In Leiden If I Can’t Dance premiers Gerard Byrne’s new film 1984 and Beyond. Byrne has developed and produced this project in stages throughout the year with If I Can't Dance.
Byrne projects both the film and a series of slides in a two-room installation, to destabilizes the reading of his film by collapsing several representative paradigms from popular culture, film, theatre, sculpture and architecture and interestingly nationality upon each other, demanding first of the actors and then of the viewers a consideration of the ‘credibility’ of each of these registers.
The film documents an enactment of a conversation between twelve science fiction writers that talk about their vision of the future, originally printed in the magazine Playboy in 1963. Byrne re-centres the scene here in the Netherlands with eleven Dutch
actors. As a setting he choses two classics of Dutch modernist
architecture: Hugh Maaskant's Provinciehuis in Den Bosch and the
Sculpture Pavilion of Gerrit Rietveld in the garden of the Kröller
Muller museum in Otterlo.

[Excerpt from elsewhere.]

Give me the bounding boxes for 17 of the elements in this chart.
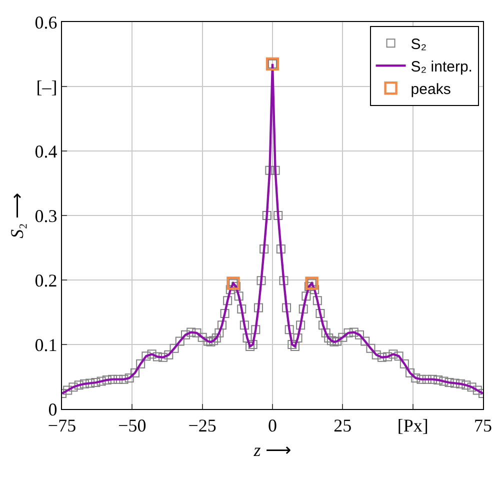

The architecture, costumes, furniture and
indeed the Barbara Hepworth sculptures dotted around the Rieveld
Pavilion, further situate the scene and re-orient the filmed discussion
both conceptually and physically. There is a certain playfulness as the
artist explores the systematics of filmmaking, the credibility of
transforming the magazine text into a screen play and interrogates the
relationship between past, present and future.